Part of Ryan’s vision has been to lease 1000sqm of office space in North Point Tower in Sydney, where he is undertaking a half a million dollar fitout to bring staff together and incorporate the new culture.

This will also allow Eutility to better capitalise on being in the right place at the right time as the carbon tax kicks in and electricity prices rise.

“We couldn’t be in a better spot,” Ryan says. “We have to ride the wave as fast and efficiently as possible otherwise we miss the boat.”

This is a great time to be a B2B service provider in the utility market. And with the service Eutility offers, there is no doubt the company will go from strength to strength. In a nutshell, Eutility provides services to reduce energy expenditure.

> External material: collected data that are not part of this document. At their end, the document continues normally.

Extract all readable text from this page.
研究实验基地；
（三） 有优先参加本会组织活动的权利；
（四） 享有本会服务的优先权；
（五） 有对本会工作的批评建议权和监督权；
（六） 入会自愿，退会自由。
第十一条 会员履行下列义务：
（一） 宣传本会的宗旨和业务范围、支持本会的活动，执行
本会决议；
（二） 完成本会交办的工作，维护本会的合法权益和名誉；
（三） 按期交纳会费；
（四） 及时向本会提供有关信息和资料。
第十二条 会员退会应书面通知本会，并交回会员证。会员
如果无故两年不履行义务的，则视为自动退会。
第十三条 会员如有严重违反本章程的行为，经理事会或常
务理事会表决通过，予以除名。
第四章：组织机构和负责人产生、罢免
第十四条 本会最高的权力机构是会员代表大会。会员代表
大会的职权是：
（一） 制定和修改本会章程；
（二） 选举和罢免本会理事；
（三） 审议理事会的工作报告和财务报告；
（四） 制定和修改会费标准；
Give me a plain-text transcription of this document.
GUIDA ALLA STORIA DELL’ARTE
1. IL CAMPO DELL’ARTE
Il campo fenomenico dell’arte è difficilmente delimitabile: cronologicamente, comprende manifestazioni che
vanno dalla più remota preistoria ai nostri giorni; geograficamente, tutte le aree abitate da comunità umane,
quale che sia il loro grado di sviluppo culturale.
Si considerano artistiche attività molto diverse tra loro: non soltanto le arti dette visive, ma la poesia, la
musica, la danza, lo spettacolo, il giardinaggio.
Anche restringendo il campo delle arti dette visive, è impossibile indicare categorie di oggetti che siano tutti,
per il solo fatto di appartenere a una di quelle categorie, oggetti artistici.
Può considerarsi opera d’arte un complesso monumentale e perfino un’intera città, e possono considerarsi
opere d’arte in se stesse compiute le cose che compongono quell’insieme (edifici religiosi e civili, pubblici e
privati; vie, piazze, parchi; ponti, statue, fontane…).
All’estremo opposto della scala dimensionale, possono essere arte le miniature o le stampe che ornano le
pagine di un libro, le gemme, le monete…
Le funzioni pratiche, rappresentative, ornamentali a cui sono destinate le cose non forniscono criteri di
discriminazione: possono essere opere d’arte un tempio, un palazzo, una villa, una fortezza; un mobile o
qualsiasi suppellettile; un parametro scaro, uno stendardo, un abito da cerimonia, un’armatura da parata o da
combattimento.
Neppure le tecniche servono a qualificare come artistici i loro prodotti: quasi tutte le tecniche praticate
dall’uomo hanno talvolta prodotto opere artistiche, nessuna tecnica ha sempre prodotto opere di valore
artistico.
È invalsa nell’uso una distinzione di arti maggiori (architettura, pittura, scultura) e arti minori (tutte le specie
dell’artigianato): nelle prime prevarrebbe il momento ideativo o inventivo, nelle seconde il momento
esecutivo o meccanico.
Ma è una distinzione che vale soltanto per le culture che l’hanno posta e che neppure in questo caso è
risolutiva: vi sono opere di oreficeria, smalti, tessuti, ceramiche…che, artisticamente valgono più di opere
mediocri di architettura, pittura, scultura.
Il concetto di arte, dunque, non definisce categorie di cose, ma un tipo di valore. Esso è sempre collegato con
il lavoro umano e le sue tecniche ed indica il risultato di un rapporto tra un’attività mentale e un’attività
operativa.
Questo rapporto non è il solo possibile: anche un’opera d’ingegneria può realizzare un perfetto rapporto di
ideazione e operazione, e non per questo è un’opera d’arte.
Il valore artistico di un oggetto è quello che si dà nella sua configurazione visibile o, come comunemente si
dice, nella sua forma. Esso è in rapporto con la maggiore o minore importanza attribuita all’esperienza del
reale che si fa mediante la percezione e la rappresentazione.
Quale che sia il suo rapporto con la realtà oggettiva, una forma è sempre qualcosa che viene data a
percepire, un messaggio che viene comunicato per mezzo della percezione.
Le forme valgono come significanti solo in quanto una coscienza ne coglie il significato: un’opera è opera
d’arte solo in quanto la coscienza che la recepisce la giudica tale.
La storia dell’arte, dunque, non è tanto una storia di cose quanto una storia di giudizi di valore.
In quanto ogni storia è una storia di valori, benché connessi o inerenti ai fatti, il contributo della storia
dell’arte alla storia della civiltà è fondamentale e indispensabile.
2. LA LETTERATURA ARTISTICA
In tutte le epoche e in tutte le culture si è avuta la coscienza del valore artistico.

“Initially that could be through the procurement of price, meaning locking down price between our contractors and the retailers,” Ryan says. “We are one of the largest acquirers of energy contracts for business in Australia. The next thing we do is provide online capability. Customers can view their energy use through a portal called SmartView. Then we install smart metering which delivers data every 15 minutes from which we provide an instantaneous online experience for engineers or business managers to view how their energy is being consumed. With that information they can make their own decisions about reducing consumption. It also allows us to conduct onsite assessments which allow our engineers to determine what pieces of equipment to install to reduce consumption long term. All equipment is funded through financiers, which is assisted by the Federal Government’s Low Carbon Australia initiative, which brings the interest rate down to 6%, which then makes payback logical. Through technology we can provide an online experience for our customers to see what they would have consumed before and after equipment was installed which gives them a real-time interface to see the saving and then the calculations behind the payback. We are the only company doing that.”

The fact that clients can also claim carbon offsets and declare themselves a low emission business through Eutility is another advantage.

“What we are saying is you don’t really know what you are doing with power consumption, but we know what everyone is doing, so we can negotiate the rate and put reduction practices into place.”

So successful has this change in culture been that Eutility now signs between 80-100 customers a month across each State of Australia.

Ryan believes that Eutility’s professionalism and drive is what sets it apart from its main competitor: that and keeping an eye on the future.

“Implementation of smarter technologies will enhance the ability to reduce output in terms of energy usage. As they come to light we need to be the ones to drive them into business environments.”

By doing that, Eutility will remain the best at what they do. “We want to win awards like my telco businesses do for customer service and we want to be double the size and profitable.”

Ryan is a driven man; the achievement of those goals will occur sooner rather than later and will keep his family happy.